## Dec 5, 2013

### HowTo: Finding the Corners of a Rectangle using Image Magick and Perl

Problem:
I need to find the x and y coordinates of the corner of a rectangle in an image. The rectangle in the image is may either be rotated or not. The background of the rectangle in the image should be transparent if it is angled.
Solution:
(I dont know if such algorithm like this exists, but if there is non, lets just call it Foobaring Rectangle Corner Detector Algorithm, hehehe)

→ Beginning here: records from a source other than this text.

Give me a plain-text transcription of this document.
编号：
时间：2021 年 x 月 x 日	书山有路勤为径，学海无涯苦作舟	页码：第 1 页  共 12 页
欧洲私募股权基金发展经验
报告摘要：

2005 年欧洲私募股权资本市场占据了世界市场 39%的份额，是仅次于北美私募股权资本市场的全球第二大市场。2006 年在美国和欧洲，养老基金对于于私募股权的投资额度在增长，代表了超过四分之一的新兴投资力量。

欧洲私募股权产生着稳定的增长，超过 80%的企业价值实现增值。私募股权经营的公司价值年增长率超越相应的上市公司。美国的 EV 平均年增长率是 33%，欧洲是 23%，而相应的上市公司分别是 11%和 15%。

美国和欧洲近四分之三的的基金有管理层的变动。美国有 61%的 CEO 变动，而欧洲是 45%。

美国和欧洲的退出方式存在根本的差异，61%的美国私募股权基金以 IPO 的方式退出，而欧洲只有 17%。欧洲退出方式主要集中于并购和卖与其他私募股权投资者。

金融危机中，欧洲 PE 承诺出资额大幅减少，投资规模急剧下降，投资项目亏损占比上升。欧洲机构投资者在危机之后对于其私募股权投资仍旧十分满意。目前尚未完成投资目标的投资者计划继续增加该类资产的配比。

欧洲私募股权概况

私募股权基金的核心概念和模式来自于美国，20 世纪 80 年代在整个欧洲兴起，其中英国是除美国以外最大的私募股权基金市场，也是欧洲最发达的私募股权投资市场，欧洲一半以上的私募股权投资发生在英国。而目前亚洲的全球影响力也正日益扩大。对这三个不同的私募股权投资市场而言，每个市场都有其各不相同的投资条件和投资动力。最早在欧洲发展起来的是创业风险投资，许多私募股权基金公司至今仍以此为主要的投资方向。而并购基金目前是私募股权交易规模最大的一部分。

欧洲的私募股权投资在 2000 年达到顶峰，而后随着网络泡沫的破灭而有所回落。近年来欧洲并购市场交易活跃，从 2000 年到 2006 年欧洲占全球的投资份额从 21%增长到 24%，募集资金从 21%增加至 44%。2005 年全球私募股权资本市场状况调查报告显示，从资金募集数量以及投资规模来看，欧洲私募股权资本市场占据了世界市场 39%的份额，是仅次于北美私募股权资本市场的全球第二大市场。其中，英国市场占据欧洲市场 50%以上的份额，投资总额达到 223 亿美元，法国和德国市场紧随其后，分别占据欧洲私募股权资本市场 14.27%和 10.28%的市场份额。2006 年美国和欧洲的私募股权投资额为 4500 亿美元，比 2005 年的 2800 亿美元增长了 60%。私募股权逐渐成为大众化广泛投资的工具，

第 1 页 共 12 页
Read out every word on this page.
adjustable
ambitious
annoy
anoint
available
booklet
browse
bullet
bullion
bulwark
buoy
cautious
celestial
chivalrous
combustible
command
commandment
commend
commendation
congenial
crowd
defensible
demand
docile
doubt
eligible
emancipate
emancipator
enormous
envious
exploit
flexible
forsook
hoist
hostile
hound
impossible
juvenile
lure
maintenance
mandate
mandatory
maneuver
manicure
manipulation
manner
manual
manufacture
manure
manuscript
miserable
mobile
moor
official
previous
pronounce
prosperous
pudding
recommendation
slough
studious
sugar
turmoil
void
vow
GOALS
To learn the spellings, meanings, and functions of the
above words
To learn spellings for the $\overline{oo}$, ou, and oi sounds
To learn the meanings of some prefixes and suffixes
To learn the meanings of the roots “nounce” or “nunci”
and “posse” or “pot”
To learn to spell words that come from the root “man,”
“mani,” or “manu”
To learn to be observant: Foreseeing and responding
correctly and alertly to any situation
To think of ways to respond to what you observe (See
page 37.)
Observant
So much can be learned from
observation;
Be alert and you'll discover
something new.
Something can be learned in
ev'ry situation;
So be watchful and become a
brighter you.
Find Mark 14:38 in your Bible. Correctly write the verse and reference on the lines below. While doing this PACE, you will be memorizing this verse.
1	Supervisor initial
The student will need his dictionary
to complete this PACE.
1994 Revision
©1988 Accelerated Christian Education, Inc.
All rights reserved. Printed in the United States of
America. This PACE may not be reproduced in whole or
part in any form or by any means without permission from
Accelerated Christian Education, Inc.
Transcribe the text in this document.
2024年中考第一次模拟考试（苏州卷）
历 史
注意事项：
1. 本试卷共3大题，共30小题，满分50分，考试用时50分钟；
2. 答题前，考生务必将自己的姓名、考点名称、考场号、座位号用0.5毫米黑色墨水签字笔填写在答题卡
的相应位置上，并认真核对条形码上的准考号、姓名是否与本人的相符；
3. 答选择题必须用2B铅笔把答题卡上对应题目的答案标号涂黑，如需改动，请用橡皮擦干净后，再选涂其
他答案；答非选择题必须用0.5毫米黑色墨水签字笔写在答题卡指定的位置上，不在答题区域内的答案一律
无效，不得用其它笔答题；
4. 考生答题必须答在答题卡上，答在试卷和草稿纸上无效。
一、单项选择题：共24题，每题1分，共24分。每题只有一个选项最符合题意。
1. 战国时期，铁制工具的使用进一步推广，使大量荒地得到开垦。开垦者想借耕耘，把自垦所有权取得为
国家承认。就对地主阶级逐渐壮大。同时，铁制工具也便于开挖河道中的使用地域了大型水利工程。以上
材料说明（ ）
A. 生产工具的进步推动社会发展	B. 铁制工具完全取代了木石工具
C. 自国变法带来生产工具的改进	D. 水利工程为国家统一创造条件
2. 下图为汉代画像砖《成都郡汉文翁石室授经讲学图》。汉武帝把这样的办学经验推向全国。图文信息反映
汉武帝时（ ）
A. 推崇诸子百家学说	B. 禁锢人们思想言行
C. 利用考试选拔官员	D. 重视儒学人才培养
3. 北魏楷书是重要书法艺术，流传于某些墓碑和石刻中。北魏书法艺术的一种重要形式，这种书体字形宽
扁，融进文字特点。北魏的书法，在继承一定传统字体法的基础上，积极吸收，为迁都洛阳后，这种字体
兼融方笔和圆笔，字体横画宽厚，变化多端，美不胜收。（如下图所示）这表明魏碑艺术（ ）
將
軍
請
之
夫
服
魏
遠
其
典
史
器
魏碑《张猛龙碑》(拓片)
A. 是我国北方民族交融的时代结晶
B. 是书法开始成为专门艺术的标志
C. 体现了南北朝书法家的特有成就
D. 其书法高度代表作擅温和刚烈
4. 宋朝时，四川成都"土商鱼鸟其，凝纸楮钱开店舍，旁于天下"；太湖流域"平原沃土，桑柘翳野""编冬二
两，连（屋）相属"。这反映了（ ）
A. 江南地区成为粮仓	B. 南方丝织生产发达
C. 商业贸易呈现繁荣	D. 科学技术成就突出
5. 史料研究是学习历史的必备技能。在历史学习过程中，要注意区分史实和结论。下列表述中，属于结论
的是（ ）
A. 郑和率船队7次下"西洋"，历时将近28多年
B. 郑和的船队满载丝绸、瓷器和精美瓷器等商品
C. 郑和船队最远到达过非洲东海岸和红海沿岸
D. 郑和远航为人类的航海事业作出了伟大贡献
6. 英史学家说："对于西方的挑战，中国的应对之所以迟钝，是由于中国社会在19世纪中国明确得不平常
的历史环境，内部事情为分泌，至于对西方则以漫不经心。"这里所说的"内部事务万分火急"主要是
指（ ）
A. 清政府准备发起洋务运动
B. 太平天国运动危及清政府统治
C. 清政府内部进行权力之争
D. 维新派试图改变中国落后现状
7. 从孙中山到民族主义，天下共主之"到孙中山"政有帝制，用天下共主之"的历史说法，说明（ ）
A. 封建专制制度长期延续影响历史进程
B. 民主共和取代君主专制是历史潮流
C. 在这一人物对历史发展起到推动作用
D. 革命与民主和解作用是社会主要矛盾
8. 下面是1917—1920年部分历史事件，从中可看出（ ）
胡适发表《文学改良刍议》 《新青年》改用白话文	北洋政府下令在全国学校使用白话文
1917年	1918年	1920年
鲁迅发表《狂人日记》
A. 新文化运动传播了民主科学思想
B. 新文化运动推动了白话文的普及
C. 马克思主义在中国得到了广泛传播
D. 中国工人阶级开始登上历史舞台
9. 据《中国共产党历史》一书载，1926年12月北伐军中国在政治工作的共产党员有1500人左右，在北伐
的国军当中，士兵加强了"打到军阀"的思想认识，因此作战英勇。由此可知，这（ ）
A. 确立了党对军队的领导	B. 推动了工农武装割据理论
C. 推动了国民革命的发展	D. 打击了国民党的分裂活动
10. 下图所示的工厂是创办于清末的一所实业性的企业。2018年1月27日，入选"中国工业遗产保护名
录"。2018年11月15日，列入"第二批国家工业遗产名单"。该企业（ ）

1. determine the width and height of the image
2. inspect each pixel from upper left to lower right.
3. check each pixel who has and opacity of < 1, get the coordinates with the biggest x, and get the coordinates of the pixel with the smallest y
4. inspect each pixel again, but this time, you start from lower right going to upper left.
5. check each pixel who has and opacity of < 1, get the coordinates with the smallest x, and get the coordinates of the pixel with the biggest y
6. there you have it, you now have the coordinates of each of the corners of the rectangle

Sample Code:
(written in perl, incomplete code, just showing you the idea, I used Image::Magick to access the pixels of the image)

my \$Ax = 0;
my \$Ay = 0;
my \$Bx = \$width;
my \$By = \$height;
my \$Cx = 0;
my \$Cy = \$height;
my \$Dx = 0;
my \$Dy = 0;
for(my \$x = 0;\$x<=\$width;\$x++){
for(my \$y = 0;\$y<=\$height;\$y++){
my \$pixel = \$im->GetPixel('x'=>\$x,'y'=>\$y,'channel'=>'opacity');
if(\$pixel < 1){
# big-x big-y
if(\$Ax <= \$x){
\$Ax = \$x;
\$Ay = \$y;
}
if(\$Cy >= \$y){
\$Cy = \$y;
\$Cx = \$x;
}
}
}
}
for(my \$x = \$width;\$x>=0;\$x--){
for(my \$y = \$height;\$y>=0;\$y--){
my \$pixel = \$im->GetPixel('x'=>\$x,'y'=>\$y,'channel'=>'opacity');
if(\$pixel < 1){
# small-x small-y
if(\$Bx >= \$x){
\$Bx = \$x;
\$By = \$y;
}
if(\$Dy <= \$y){
\$Dy = \$y;
\$Dx = \$x;
}
}
}
}
print "---- COORDINATES ----\n";
print "(\$Ax,\$Ay)\n";
print "(\$Bx,\$By)\n";
print "(\$Cx,\$Cy)\n";
print "(\$Dx,\$Dy)\n";

Notes:
1. The coordinates generated by this is code will not exactly give you a perfect rectangle, this is probably because of the anti-aliasing of the image. I think this will produce a perfect rectangle if used on an image without anti-alias and if the pixel count of the rectangle is a whole number. This is just a hunch, not proven yet.
2. This code is a bit slow because I iterated through all the pixels of the image 2 times. If you can recommend a better way of doing this, feel free to comment.
3. If you found circumstances where this is not applicable, please comment, thanks.